Old Dominion reported $9.7 million profit, or 26 cents a share, while Con-way lost $1.9 million, or 4 cents a share, and Saia lost $3.1 million, or 31 cents a share. Though LTL revenue fell at Old Dominion and Saia, it rose at Con-way Freight, and month-to-month trends reflected improvement at all three companies.
“We have begun to see some early indications of some positive trends,” said Con-way Inc. Chief Executive Officer Douglas Stotlar on a Feb. 5 conference call. “We are seeing some signs of demand recovery.”
Volume rose 30% in January over the same month of 2009 at Con-way Freight, President John Labrie said.
Con-way reported the market was relatively stronger at the truckload unit, as Stotlar commented that “a little more economic demand will evaporate the excess capacity pretty quickly.”
Richard O’Dell, chief executive officer of Saia, said the tonnage and rate trends grew stronger during the quarter and in January, and tonnage last month topped 2009.
“This is the first time that I can make a statement like that over the past 18 months,” he said on a Jan. 25 conference call.
Executive Chairman Earl Congdon of Old Dominion said on Jan. 28 that, for the only month in 2009, tonnage in December topped the same month of the year before.
In contrast with these assessments, Judy McReynolds, president of Arkansas Best Corp., reported only “occasional signs” of modest economic improvement for nationally oriented subsidiary ABF Freight System Inc. and an “extremely weak and uncertain freight market that has continued now for 40 months.”
Arkansas Best lost $22.1 million, or 88 cents a share, from continuing operations.
While the three regionally focused carriers had a more upbeat assessment than nationally oriented ABF, the regionals’ executives followed different strategies in a market plagued by overcapacity.
Con-way reported a 21% increase in shipments per day and a 14% drop in price, as measured by revenue per hundred pounds of freight shipped.
“We made a strategic decision to attract more volume to use that excess capacity,” Stotlar said. “The competitive dynamics of the pricing environment put a damper on profits.”
Labrie said his company hopes to be able to raise rates, now that the market has stabilized.
Freight revenue rose 7% to $683.9 million, but truckload revenue and logistics revenue de-clined. Corporate revenue at Con-way Inc. dipped less than 1% to $1.12 billon.
The freight unit’s operating ratio was 99.6, worse than the 98.2 recorded in the fourth quarter of 2008 after one-time charges were excluded.
Old Dominion and Saia said their approach to the market was to try to hold the line on rates as much as possible.
“We have been taking a firmer stance on pricing, starting in the second half of last year, and we saw some results from that,” Saia’s O’Dell said, citing year-to-year pricing improvement in January.

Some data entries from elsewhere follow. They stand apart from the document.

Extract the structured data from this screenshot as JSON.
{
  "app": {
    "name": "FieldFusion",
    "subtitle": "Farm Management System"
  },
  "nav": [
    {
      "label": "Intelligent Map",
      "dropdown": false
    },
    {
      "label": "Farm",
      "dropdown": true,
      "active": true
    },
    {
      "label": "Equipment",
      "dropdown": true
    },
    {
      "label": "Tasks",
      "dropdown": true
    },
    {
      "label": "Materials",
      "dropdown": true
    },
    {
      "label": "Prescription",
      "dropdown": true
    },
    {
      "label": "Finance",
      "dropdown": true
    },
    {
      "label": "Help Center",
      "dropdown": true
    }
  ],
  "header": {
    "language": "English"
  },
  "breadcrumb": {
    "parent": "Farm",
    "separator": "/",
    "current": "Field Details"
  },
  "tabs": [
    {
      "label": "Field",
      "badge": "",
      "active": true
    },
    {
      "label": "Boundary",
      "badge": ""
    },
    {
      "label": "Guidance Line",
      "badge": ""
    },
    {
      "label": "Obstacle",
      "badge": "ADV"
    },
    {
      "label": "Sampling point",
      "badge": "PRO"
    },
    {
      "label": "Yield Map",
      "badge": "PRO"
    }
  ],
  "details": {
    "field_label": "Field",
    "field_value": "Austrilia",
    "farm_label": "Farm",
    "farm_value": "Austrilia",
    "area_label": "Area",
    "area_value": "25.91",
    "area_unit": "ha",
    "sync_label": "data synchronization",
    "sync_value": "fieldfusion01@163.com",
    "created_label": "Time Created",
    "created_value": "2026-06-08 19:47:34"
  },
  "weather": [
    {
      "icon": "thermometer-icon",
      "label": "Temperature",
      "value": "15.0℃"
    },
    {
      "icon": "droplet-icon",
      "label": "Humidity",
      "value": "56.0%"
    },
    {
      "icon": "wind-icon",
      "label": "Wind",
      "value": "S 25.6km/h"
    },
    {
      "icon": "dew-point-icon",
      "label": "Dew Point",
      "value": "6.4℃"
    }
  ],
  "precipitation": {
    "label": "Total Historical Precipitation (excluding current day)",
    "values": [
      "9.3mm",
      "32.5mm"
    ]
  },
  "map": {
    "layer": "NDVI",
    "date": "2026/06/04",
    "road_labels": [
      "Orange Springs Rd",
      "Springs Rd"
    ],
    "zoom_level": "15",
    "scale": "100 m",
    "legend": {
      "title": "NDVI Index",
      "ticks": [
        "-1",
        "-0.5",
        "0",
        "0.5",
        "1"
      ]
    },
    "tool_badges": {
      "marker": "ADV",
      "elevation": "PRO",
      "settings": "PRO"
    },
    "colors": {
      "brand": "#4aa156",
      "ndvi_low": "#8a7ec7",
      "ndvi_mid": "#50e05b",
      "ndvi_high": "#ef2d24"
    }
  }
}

“Our position is that the rates clearly can’t continue to go down, and we need to make some headway to get them going in a different direction,” he said.
Saia’s fourth-quarter pricing fell 4% from 2008 levels and revenue was off 12% at $202 million.
The operating ratio at Saia was 101.8, worse than the 97.7 recorded in the 2008 quarter, excluding impairment charges.
Congdon said Old Dominion remained committed to focusing on stable pricing, as evidenced by a modest 3% year-to-year drop in rates. Its revenue fell 8% to $310.9 million.
Old Dominion’s operating ratio continued to lead the publicly traded carriers at 93.9, although it deteriorated somewhat from 93.2 in the 2008 fourth quarter.
On a companywide basis, Con-way lost $49.7 million, or 94 cents a share, in the fourth quarter of 2008 because of one-time costs.
One-time costs also hurt Saia in the fourth quarter of 2008, when the loss was $28 million, or $2.10 a share.
Arkansas Best results also were affected by one-time charges, but those were in the fourth quarter of 2009. It posted a loss of $88.7 million, or $3.54 a share, after one-time charges.
Revenue at ABF declined 8% to $347.7 million, while tonnage slipped 2%. The company’s operating ratio excluding one-time charges deteriorated to 109.3 from 104, sinking to the worst among publicly traded carriers.
YRC’s less-than-truckload operating ratio, which previously trailed the industry, was 109.1 in the fourth quarter.